Bignami was also a science communicator, writing for Corriere della Sera, La Repubblica, Il Sole 24 Ore, L'Espresso and Panorama, as well as appearing regularly on the TV programme Superquark as the curator of a segment about astronomy.

Bignami died on 24 May 2017 in Madrid, Spain, struck by a sudden illness.

==Works==
- (it) La storia nello spazio, Milan, Mursia, 2001, ISBN 88-425-2939-7.
- (it) L'esplorazione dello spazio. Alla scoperta del sistema solare, Bologna, Il Mulino, 2006, ISBN 88-15-11404-1.
- (it) I marziani siamo noi. Un filo rosso dal Big Bang alla vita, Bologna, Zanichelli, 2010, ISBN 978-88-08-26156-4. Translated into English as We are the Martians, Springer, Berlin, 2012
- (it) Cosa resta da scoprire, Milano, Mondadori, 2011, ISBN 978-88-04-61364-0. Ristampato nel 2012 nella serie bestseller “Oscar”. Translated into English as Imminent Science, Springer, 2014
- (it) G. Bignami-Cristina Bellon, Il futuro spiegato ai ragazzi, Milano, Mondadori, 2012, ISBN 978-88-04-61681-8.

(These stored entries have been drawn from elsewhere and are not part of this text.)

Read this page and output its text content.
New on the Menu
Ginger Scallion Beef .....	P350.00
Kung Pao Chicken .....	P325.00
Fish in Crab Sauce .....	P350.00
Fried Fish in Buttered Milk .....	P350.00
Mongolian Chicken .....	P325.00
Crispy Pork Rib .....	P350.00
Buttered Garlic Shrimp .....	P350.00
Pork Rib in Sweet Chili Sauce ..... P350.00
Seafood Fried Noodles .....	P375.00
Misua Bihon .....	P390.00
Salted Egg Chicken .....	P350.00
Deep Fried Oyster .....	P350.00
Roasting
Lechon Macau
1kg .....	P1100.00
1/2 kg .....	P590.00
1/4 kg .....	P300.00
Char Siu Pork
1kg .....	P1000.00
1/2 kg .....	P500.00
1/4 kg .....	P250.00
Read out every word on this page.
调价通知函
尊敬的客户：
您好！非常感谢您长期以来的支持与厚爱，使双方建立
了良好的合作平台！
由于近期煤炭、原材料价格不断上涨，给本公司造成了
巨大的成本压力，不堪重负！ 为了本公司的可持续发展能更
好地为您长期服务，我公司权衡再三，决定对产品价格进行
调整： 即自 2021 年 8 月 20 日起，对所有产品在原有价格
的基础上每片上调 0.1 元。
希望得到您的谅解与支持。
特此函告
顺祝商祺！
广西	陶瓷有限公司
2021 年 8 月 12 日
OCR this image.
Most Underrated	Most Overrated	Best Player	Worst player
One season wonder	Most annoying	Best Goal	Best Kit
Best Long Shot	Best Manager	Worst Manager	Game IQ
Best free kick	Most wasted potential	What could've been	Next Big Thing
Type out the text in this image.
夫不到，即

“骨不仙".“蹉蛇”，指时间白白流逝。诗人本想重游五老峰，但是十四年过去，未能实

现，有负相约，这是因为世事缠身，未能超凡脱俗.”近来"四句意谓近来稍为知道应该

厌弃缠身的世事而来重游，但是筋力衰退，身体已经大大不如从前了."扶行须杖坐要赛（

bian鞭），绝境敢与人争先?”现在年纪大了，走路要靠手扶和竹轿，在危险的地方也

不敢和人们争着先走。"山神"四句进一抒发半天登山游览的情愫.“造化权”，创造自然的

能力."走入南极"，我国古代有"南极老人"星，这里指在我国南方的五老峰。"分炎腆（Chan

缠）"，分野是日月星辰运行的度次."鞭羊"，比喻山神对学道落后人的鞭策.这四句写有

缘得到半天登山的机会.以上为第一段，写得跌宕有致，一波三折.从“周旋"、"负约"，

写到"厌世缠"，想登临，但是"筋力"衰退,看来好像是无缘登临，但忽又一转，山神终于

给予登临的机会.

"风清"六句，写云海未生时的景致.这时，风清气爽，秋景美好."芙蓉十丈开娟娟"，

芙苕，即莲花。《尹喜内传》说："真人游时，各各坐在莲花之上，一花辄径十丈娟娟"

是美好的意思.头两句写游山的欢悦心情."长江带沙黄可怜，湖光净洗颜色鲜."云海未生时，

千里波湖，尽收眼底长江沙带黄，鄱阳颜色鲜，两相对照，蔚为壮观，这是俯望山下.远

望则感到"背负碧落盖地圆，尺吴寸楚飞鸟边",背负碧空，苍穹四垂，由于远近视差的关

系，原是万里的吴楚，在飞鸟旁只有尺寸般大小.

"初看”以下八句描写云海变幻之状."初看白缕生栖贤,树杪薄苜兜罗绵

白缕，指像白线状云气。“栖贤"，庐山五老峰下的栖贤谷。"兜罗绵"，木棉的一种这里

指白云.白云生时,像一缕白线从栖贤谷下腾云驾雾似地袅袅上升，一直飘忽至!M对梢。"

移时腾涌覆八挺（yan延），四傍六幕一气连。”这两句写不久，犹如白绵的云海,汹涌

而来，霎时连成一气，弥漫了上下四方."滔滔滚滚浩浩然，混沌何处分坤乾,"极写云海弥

- (it) Il mistero delle sette sfere. Cosa resta da esplorare. Dalla depressione di Afar alle stelle più vicine, Milano, Mondadori, 2013, ISBN 978-88-04-63068-5. Translated into English as The Mystery of the Seven Spheres, Springer, 2015
- A Scenario for Interstellar Exploration and Its Financing, Heidelberg, Springer Verlag, 2013, ISBN 88-47-05336-6.
- (it) G. Bignami-Andrea Sommariva, Oro dagli asteroidi e asparagi da Marte. Realtà e miti dell'esplorazione dello spazio, Milan, Mondadori University, 2015, ISBN 978-88-6184-418-6.
- G. Bignami-Andrea Sommariva, The Future of Human Space Exploration, Macmillan, 2016.